Painting the New House
Andrea and I, newly married and expecting our first child, bought our first home in April of 1996 in Elk Grove, California. The house had been built in 1988 and, while solid, clearly needed some love before we moved in.
Given my lovely wife’s advanced state of pregnancy, painting was firmly in the category of things she could not — and should not — be doing. So I eagerly attacked the project before and after my regular workdays, with periodic help from my dad.
On this particular day, we were tackling the kitchen.
Dad and I had just returned from Home Depot with five gallons of paint. The room was prepped, taped, and ready. I dipped my brush and proudly applied the first stroke to the wall.
The paint was white.
Not off-white. Not eggshell. This was white-white. I’m talking Miami Vice white. Stark white. Wear-sunglasses-indoors white.

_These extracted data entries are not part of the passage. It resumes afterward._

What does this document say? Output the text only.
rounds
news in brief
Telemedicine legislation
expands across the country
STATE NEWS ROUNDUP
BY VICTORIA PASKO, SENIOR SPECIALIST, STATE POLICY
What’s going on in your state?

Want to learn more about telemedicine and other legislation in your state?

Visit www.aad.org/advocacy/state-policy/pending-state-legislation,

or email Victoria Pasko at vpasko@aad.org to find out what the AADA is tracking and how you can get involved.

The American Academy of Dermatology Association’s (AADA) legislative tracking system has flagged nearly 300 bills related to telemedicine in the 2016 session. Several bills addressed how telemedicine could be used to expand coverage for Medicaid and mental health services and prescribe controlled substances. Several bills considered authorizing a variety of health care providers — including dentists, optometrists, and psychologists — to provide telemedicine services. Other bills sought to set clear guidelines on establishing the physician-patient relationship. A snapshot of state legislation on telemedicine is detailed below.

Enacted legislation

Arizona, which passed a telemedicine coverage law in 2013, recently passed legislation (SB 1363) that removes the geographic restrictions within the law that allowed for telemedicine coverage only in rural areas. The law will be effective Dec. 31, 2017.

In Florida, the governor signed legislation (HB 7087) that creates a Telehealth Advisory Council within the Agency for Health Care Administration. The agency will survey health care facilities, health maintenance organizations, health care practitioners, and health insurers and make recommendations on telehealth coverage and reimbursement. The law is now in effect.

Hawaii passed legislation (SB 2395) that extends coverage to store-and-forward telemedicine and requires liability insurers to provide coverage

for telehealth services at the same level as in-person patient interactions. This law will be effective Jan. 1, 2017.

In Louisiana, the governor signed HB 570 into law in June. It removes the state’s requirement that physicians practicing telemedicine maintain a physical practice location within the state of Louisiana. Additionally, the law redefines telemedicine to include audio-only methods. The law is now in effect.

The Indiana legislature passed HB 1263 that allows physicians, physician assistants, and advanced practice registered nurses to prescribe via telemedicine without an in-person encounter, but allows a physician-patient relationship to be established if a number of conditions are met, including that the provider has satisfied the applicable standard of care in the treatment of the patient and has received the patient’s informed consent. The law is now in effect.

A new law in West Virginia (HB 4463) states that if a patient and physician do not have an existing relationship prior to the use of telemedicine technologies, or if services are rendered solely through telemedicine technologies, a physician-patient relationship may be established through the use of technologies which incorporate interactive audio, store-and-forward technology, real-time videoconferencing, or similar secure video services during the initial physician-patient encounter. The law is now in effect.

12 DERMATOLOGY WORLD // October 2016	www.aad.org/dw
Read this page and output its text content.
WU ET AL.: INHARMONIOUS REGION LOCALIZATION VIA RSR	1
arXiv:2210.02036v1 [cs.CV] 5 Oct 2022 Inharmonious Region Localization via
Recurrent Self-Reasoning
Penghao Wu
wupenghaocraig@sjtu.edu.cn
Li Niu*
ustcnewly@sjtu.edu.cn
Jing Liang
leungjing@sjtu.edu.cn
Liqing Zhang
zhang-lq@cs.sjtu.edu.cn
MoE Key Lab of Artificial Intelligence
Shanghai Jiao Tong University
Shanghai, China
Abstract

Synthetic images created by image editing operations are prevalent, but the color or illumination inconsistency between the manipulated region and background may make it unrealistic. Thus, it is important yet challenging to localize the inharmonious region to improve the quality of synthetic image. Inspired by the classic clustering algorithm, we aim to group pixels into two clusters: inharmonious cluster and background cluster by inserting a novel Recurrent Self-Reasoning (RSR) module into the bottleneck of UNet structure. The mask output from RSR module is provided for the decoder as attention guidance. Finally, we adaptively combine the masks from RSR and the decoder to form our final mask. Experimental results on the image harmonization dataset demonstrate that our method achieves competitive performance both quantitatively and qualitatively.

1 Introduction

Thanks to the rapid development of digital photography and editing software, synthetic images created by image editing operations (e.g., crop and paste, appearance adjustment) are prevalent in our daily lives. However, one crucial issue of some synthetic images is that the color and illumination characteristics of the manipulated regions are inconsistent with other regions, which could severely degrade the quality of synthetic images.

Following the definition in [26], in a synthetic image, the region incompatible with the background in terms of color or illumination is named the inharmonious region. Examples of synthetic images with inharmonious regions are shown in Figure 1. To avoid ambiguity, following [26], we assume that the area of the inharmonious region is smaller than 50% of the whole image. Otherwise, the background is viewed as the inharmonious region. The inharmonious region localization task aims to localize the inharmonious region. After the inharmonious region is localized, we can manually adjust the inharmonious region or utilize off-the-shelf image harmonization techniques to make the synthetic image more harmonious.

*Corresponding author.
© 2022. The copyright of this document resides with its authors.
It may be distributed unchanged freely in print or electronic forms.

Naturally, I picked up the pace. The faster I painted, the faster the kitchen would be done.
My dad watched quietly for a moment, then said, “Stop.”
Stop?
“We should let Andrea see this first.”
Why? Why would we do that? It looked great. Perfect, even. Why invite complications?

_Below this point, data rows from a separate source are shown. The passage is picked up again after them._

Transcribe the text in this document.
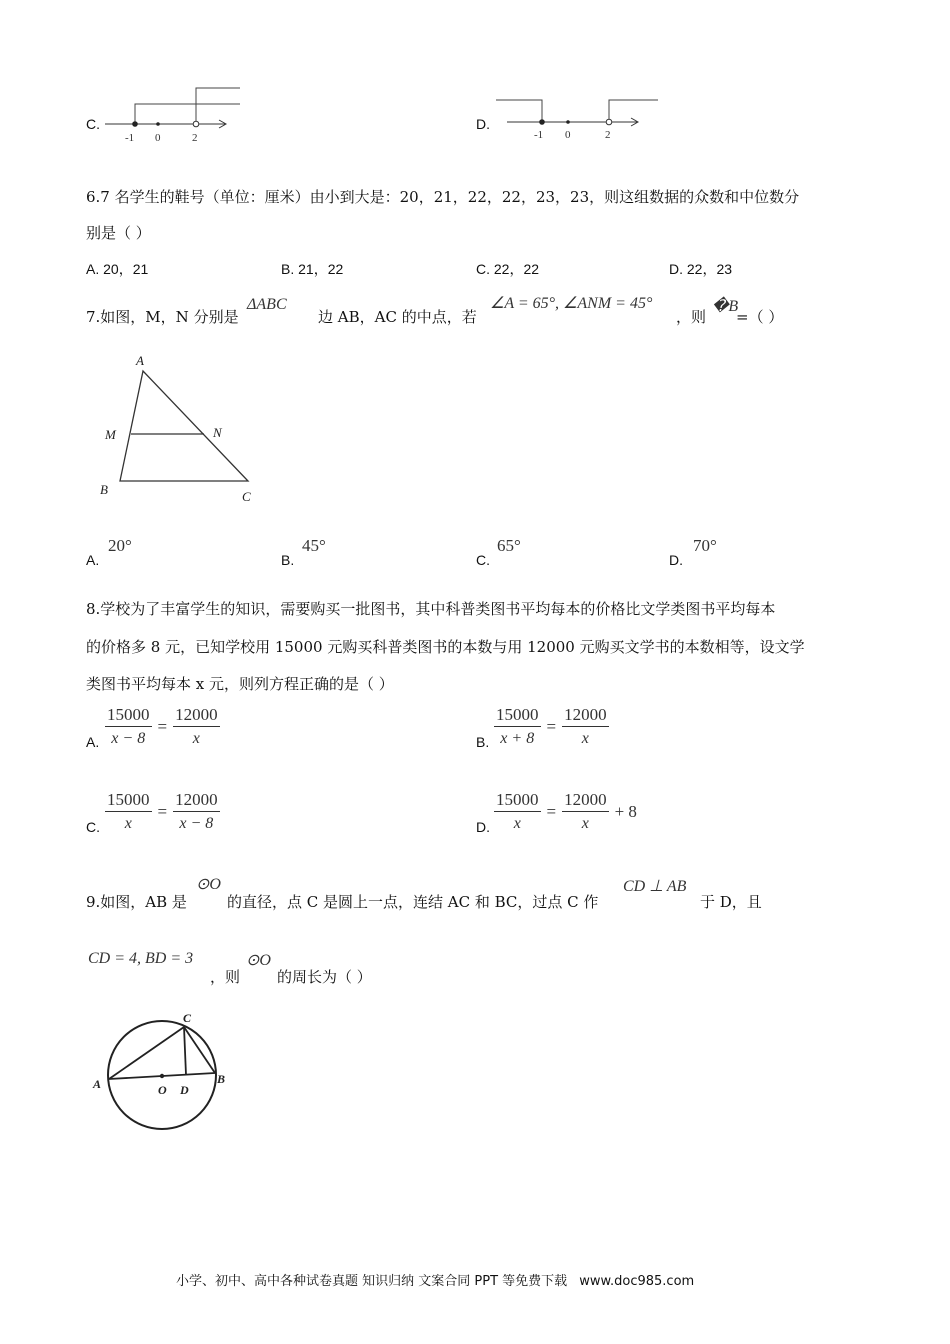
C.
-1 0	2
D.
-1 0	2
6.7 名学生的鞋号（单位：厘米）由小到大是：20，21，22，22，23，23，则这组数据的众数和中位数分
别是（ ）
A. 20，21	B. 21，22	C. 22，22	D. 22，23
7.如图，M，N 分别是
ΔABC
边 AB，AC 的中点，若
∠A = 65°, ∠ANM = 45°
，则
�B
=（ ）
A
M	N
B	C
A.
20°
B.
45°
C.
65°
D.
70°
8.学校为了丰富学生的知识，需要购买一批图书，其中科普类图书平均每本的价格比文学类图书平均每本
的价格多 8 元，已知学校用 15000 元购买科普类图书的本数与用 12000 元购买文学书的本数相等，设文学
类图书平均每本 x 元，则列方程正确的是（ ）
A. $\frac{15000}{x - 8} = \frac{12000}{x}$	B. $\frac{15000}{x + 8} = \frac{12000}{x}$
C. $\frac{15000}{x} = \frac{12000}{x - 8}$	D. $\frac{15000}{x} = \frac{12000}{x} + 8$
9.如图，AB 是
⊙O
的直径，点 C 是圆上一点，连结 AC 和 BC，过点 C 作
CD ⊥ AB
于 D，且
CD = 4, BD = 3
，则
⊙O
的周长为（ ）
C
A	O D
B
小学、初中、高中各种试卷真题 知识归纳 文案合同 PPT 等免费下载 www.doc985.com
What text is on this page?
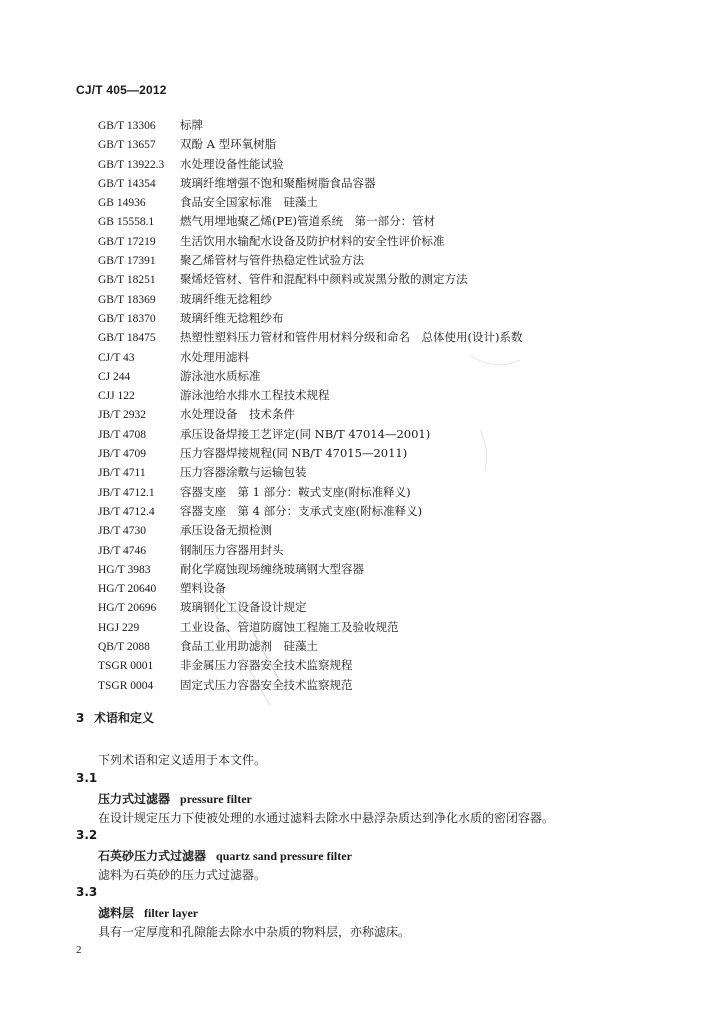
CJ/T 405—2012
GB/T 13306 标牌
GB/T 13657 双酚 A 型环氧树脂
GB/T 13922.3 水处理设备性能试验
GB/T 14354 玻璃纤维增强不饱和聚酯树脂食品容器
GB 14936	食品安全国家标准　硅藻土
GB 15558.1 燃气用埋地聚乙烯(PE)管道系统　第一部分：管材
GB/T 17219 生活饮用水输配水设备及防护材料的安全性评价标准
GB/T 17391 聚乙烯管材与管件热稳定性试验方法
GB/T 18251 聚烯烃管材、管件和混配料中颜料或炭黑分散的测定方法
GB/T 18369 玻璃纤维无捻粗纱
GB/T 18370 玻璃纤维无捻粗纱布
GB/T 18475 热塑性塑料压力管材和管件用材料分级和命名　总体使用(设计)系数
CJ/T 43	水处理用滤料
CJ 244	游泳池水质标准
CJJ 122	游泳池给水排水工程技术规程
JB/T 2932	水处理设备　技术条件
JB/T 4708	承压设备焊接工艺评定(同 NB/T 47014—2001)
JB/T 4709	压力容器焊接规程(同 NB/T 47015—2011)
JB/T 4711	压力容器涂敷与运输包装
JB/T 4712.1 容器支座　第 1 部分：鞍式支座(附标准释义)
JB/T 4712.4 容器支座　第 4 部分：支承式支座(附标准释义)
JB/T 4730	承压设备无损检测
JB/T 4746	钢制压力容器用封头
HG/T 3983	耐化学腐蚀现场缠绕玻璃钢大型容器
HG/T 20640 塑料设备
HG/T 20696 玻璃钢化工设备设计规定
HGJ 229	工业设备、管道防腐蚀工程施工及验收规范
QB/T 2088	食品工业用助滤剂　硅藻土
TSGR 0001 非金属压力容器安全技术监察规程
TSGR 0004 固定式压力容器安全技术监察规范
3 术语和定义
下列术语和定义适用于本文件。
3.1
压力式过滤器 pressure filter
在设计规定压力下使被处理的水通过滤料去除水中悬浮杂质达到净化水质的密闭容器。
3.2
石英砂压力式过滤器 quartz sand pressure filter
滤料为石英砂的压力式过滤器。
3.3
滤料层 filter layer
具有一定厚度和孔隙能去除水中杂质的物料层，亦称滤床。
2
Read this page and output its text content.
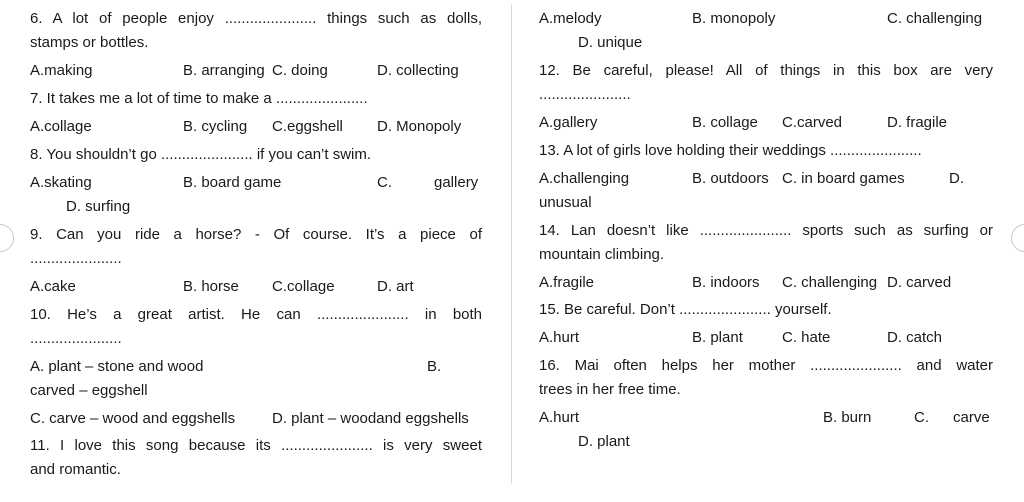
6. A lot of people enjoy ...................... things such as dolls,
stamps or bottles.
A.making	B. arranging C. doing	D. collecting
7. It takes me a lot of time to make a ......................
A.collage	B. cycling C.eggshell D. Monopoly
8. You shouldn’t go ...................... if you can’t swim.
A.skating	B. board game	C.	gallery
D. surfing
9. Can you ride a horse? - Of course. It’s a piece of
......................
A.cake	B. horse C.collage	D. art
10. He’s a great artist. He can ...................... in both
......................
A. plant – stone and wood	B.
carved – eggshell
C. carve – wood and eggshells D. plant – woodand eggshells
11. I love this song because its ...................... is very sweet
and romantic.
A.melody	B. monopoly	C. challenging
D. unique
12. Be careful, please! All of things in this box are very
......................
A.gallery	B. collage C.carved	D. fragile
13. A lot of girls love holding their weddings ......................
A.challenging	B. outdoors C. in board games	D.
unusual
14. Lan doesn’t like ...................... sports such as surfing or
mountain climbing.
A.fragile	B. indoors C. challenging D. carved
15. Be careful. Don’t ...................... yourself.
A.hurt	B. plant	C. hate	D. catch
16. Mai often helps her mother ...................... and water
trees in her free time.
A.hurt	B. burn	C. carve
D. plant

Ignoring my protestations entirely, my dad raised his voice and called out, “Andrea, can you come in here a minute?”
I immediately asked him why he’d do that.
He calmly replied — with the wisdom of a seasoned husband and father — “If we paint this whole room and Andrea doesn’t like it, we’ll just have to paint it again.”
Fine. He had a point.
Andrea arrived, took one look, and instantly did not appreciate the stark white.
Back to Home Depot we went.
I was told the new color was “peach.” Or maybe “face paint.” Upon further review — both then and now — it was pink.
Which, it turns out, coordinated perfectly with the salmon-colored carpet throughout the house and the various shades of pink tile in the entryway and around the fireplace.
This was my first real lesson in homeownership, marriage, and fatherhood preparation:
Sometimes the right move is to stop painting, call your wife into the room, and accept that pink is now part of your life.
Parenthood doesn’t begin when you have answers. It begins when you realize you don’t — and proceed anyway.
More reflections to come. I’m sure there are still buttons I haven’t learned to avoid.